His physique had received a substantial, targeted upgrade. It wasn't about strength; that felt largely unchanged. But his speed and agility had increased. He felt light, a coiled spring of potential energy.

I could probably run almost like Usain Bolt, he thought, a memory from Andrei's world providing a bizarre but useful benchmark. If I add Creed on top of that... He imagined the physical boost from the stiletto dagger synergizing with this new innate swiftness. There's probably few terrestrial animals back on earth that could catch up to me. The thought was both thrilling and absurd. Now that I'm thinking about that, I should start exercising. Push these new limits, see what I'm truly capable of.

He could achieve higher physical feats of all kinds that relied on finesse and velocity—scaling a wall, dodging a blow, moving through a crowded room unseen. Yet, a cold, pragmatic voice in his head, the voice that remembered the raw, explosive power of a certain someone, chimed in. That being said, even with Creed, I'm sure I still couldn't keep up with someone like Karl in terms of pure physicality. Karl was a monster of a different order.

Finally, he turned his attention to the core of his original power: Theft. The increase in agility naturally made him a better, quieter thief. But there was more. He focused on the concept of taking, of acquisition. He looked at the safe that was a few meters away from him, inside it, he could feel Boris's Characteristic and the Dream-eating Rat's heart, he concentrated.

A very weak and faint, shimmering, semi-transparent hand that only he could see, a phantom limb composed of his spirituality, materialized and headed towards it. It was clumsy, ethereal. With immense mental strain, he willed it to close. The spectral fingers passed through the steel once, twice, before on the third attempt, they managed to gain a tenuous purchase. With a final, sharp tug of will, something appeared in his open palm with a soft pop of displaced air, it was a foggy and hazy little heart.

He gasped, a headache instantly blooming behind his temples.

The effort was immense, the range was pitiful—no more than five meters—and it only worked on items with a spiritual nature that interacted with the spirit world in some way, but he could remotely steal them.
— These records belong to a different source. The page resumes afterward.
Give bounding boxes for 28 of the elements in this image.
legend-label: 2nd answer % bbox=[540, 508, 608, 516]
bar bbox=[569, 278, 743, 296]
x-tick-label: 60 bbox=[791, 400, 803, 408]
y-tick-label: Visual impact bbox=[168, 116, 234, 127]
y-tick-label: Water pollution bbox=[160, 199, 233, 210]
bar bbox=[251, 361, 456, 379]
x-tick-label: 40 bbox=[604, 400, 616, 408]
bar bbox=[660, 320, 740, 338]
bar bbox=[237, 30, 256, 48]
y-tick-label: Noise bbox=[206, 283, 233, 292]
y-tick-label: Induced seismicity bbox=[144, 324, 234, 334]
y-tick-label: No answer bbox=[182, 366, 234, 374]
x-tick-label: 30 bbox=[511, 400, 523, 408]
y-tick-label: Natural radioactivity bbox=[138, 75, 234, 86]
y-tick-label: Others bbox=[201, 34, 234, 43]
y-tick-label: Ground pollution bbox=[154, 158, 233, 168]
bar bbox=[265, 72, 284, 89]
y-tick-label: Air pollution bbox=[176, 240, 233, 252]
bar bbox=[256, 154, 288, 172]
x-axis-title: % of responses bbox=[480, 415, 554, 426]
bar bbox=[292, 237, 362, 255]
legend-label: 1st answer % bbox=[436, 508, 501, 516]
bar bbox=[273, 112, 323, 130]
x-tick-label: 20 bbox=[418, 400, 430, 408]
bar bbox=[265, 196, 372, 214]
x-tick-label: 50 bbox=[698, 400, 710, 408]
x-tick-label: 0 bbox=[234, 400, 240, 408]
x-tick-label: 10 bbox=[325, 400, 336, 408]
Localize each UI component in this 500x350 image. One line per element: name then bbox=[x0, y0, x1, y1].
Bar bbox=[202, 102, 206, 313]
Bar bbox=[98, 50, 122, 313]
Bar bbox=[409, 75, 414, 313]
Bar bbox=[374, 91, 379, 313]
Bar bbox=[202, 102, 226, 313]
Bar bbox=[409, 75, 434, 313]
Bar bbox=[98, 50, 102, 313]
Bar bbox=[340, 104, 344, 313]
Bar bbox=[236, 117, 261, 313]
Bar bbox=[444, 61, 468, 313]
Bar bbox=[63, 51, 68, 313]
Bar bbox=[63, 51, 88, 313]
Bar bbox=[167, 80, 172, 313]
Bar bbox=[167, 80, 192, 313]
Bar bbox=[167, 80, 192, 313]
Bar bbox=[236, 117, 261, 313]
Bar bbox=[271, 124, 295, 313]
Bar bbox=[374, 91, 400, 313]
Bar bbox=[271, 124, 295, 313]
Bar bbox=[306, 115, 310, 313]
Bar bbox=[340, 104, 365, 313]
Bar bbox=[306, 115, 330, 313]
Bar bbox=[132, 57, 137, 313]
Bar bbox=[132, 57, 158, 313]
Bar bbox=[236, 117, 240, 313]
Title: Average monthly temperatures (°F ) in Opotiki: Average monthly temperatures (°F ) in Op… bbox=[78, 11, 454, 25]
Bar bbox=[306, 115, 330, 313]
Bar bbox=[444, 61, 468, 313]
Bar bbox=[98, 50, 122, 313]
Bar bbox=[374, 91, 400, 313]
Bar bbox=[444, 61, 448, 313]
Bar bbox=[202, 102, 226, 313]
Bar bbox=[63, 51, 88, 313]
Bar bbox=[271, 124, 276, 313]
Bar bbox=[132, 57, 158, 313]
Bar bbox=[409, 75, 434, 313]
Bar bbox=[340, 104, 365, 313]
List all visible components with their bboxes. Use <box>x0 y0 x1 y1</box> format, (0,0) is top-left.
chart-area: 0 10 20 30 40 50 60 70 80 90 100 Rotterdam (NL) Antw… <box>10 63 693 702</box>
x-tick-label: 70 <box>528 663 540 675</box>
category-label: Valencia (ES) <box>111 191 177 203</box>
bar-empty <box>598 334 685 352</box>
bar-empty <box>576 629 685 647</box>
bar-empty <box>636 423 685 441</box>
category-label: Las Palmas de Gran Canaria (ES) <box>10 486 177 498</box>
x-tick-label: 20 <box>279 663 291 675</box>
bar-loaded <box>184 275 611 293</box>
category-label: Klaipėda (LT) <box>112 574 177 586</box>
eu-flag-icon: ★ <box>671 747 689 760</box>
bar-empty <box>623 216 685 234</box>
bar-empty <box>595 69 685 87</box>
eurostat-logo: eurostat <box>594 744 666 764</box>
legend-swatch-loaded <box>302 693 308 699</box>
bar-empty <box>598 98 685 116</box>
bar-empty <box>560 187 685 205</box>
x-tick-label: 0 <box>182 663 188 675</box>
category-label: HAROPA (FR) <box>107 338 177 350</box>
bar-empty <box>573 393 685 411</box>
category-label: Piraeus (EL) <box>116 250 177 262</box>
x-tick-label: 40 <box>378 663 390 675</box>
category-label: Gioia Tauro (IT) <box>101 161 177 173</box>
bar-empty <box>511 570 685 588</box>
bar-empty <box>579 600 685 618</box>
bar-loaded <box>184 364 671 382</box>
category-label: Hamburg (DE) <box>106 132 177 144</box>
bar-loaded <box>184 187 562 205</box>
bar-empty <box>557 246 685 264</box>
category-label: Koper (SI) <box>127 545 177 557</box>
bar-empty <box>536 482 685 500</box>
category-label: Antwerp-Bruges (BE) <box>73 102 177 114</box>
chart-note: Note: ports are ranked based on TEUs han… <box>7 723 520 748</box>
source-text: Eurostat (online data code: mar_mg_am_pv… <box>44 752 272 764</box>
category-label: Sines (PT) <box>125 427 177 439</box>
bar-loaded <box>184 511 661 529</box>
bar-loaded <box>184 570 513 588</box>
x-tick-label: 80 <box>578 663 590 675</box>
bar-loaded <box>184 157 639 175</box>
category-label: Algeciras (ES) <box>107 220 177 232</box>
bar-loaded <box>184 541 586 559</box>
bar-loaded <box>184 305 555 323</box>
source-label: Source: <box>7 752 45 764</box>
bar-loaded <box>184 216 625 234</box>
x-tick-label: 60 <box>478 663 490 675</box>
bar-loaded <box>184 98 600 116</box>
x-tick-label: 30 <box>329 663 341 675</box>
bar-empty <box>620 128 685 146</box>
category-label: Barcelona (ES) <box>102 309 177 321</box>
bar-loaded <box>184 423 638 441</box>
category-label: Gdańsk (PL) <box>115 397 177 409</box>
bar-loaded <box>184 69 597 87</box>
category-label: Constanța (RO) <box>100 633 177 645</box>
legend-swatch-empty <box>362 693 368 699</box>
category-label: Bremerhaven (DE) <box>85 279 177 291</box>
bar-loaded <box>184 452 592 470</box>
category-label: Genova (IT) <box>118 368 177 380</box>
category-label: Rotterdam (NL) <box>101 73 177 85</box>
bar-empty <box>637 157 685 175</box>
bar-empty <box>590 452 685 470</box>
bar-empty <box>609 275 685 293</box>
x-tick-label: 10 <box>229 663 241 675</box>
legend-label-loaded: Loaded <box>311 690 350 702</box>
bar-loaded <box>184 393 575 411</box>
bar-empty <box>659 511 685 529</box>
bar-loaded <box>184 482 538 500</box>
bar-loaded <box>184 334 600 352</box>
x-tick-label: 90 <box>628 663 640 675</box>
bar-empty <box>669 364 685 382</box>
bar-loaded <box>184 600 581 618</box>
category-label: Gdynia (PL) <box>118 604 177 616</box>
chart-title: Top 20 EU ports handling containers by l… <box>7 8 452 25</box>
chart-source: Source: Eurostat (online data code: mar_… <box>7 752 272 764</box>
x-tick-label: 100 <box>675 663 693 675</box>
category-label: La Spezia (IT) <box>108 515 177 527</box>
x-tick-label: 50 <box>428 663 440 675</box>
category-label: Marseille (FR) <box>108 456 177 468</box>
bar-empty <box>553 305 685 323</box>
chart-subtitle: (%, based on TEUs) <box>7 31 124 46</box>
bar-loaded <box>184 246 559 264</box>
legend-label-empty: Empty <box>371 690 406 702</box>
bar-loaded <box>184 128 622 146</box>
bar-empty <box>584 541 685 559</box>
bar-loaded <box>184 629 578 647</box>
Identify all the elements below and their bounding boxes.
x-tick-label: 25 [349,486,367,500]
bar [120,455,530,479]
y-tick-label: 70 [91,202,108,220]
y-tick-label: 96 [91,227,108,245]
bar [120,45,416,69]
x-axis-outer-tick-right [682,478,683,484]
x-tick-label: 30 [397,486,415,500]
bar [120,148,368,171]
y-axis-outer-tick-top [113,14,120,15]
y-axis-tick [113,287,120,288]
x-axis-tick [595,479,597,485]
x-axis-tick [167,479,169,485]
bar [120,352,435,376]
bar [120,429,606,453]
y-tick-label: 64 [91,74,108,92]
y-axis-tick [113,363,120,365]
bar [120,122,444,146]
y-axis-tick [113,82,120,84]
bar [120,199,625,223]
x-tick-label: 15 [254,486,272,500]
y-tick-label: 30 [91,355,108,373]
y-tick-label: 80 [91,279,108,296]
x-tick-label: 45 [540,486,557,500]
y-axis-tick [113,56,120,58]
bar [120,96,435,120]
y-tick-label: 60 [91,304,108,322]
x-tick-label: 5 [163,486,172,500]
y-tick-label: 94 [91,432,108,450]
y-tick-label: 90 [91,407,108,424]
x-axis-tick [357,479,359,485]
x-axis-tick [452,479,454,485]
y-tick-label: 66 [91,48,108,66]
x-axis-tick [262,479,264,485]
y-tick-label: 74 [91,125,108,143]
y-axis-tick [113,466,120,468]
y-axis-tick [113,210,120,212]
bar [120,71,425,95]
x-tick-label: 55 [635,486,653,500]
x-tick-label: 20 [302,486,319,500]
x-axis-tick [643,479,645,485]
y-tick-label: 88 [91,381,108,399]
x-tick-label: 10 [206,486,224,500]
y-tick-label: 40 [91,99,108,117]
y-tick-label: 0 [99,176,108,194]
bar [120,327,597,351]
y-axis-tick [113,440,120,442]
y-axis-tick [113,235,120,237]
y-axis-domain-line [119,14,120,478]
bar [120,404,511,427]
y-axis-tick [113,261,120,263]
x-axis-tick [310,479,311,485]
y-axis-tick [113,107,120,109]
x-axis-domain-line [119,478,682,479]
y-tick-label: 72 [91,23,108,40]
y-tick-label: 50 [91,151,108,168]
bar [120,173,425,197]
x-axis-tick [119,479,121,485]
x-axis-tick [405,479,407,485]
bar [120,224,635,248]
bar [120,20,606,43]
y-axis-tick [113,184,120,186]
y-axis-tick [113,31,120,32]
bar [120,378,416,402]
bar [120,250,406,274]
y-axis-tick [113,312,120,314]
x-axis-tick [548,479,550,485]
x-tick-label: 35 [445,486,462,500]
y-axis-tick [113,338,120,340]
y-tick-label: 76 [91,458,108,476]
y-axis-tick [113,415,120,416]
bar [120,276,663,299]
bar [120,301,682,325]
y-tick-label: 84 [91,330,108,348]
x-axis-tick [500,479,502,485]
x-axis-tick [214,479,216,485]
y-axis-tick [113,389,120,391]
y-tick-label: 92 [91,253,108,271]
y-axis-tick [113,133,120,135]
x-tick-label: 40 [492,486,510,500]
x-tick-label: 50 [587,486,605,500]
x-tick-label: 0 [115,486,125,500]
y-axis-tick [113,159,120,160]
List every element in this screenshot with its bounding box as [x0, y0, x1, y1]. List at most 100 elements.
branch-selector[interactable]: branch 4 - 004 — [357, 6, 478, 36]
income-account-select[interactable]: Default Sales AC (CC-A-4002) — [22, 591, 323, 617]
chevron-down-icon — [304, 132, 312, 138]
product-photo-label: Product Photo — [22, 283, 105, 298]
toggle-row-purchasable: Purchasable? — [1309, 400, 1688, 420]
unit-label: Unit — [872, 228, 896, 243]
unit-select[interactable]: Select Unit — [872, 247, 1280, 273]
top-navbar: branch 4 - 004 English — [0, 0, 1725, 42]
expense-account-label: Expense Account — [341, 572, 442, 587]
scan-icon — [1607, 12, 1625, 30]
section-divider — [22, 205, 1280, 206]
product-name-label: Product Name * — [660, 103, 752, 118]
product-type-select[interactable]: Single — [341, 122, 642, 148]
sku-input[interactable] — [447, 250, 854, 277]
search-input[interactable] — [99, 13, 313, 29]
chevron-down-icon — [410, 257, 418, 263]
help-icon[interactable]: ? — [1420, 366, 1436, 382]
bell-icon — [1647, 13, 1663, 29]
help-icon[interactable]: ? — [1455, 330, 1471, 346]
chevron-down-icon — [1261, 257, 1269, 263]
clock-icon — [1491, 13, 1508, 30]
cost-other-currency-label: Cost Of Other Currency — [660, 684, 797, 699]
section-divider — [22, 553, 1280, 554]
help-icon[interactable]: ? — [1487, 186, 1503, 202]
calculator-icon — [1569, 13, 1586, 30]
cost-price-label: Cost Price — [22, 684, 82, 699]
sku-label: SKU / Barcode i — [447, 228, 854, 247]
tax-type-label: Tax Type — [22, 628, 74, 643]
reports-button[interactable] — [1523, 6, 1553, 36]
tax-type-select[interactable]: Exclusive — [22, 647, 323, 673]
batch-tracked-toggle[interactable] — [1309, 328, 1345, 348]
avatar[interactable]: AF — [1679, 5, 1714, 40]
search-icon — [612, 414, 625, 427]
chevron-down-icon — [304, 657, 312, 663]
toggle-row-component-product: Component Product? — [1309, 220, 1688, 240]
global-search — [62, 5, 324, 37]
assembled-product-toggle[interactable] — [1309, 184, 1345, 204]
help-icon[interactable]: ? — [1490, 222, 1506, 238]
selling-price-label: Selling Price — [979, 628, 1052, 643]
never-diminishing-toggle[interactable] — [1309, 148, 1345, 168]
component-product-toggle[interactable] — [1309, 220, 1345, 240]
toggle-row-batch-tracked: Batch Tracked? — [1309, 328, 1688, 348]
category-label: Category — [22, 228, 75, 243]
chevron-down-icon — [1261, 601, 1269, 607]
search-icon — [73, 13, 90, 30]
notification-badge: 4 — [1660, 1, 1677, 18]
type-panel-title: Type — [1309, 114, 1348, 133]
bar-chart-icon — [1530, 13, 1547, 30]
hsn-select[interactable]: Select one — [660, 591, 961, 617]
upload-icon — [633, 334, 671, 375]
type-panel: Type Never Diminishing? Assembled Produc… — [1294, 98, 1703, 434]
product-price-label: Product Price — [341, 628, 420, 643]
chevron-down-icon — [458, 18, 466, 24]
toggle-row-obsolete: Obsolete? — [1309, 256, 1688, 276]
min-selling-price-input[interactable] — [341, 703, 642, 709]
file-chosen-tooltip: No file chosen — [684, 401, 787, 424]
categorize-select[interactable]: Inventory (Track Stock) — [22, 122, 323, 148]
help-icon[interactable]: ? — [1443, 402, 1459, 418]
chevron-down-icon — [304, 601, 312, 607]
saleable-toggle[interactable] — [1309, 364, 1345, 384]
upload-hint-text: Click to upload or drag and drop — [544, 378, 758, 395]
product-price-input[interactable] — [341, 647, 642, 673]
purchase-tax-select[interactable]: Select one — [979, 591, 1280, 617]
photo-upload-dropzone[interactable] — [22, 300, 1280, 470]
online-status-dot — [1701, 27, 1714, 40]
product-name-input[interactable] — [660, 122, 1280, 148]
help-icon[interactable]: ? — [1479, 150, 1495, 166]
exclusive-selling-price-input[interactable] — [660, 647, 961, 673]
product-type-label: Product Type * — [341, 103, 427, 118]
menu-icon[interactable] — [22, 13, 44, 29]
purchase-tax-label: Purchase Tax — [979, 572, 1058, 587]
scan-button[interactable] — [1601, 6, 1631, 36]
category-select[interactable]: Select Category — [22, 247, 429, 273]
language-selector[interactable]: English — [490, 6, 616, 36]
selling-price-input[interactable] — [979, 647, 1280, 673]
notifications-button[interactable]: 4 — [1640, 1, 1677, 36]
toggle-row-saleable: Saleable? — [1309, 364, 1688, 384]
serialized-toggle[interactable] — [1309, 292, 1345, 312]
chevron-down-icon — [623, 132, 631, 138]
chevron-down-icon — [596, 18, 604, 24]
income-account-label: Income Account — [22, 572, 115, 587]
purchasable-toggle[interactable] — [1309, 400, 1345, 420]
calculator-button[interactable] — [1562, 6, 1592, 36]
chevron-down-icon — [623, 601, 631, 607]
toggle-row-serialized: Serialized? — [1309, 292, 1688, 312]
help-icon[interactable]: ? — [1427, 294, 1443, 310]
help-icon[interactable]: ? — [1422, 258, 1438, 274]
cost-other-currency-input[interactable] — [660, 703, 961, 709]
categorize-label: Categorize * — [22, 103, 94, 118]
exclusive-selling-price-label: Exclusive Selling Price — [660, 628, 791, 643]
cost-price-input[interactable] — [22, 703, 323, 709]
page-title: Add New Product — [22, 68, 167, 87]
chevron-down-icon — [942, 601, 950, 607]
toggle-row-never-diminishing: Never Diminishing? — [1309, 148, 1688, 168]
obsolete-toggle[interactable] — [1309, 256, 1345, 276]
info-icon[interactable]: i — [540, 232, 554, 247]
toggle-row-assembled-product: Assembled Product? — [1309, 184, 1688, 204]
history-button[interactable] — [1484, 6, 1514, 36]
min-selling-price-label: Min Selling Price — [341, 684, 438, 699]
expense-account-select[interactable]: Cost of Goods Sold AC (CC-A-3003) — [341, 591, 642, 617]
He couldn't remotely steal a coin purse or a key. But he could potentially steal a Beyonder characteristic or a mystical ingredient. It was a niche, demanding, but potentially game-changing ability.

Finally, the range of his Thief's Nose had increased from 10 to 15 meters, possibly increasing further to 20 after digestion.

"Sadly, I'm still incapable of performing divination and i don't have any kind of spiritual perception, rituals are still complicated to me as my spirituality hasn't increased that much, I'm just now starting to realize how valuable Umbra was."

He stood there, breathing heavily, the small and dreamy heart cool in his sweaty palm. The assessment was complete. His tools for charm, misdirection, and illusion were sharp. His mind was sharper, able to read the unspoken language of the body. His body was faster, a vessel built for graceful escape and precise action. And his core power of theft had evolved, faintly reaching now into the realm of the spiritual.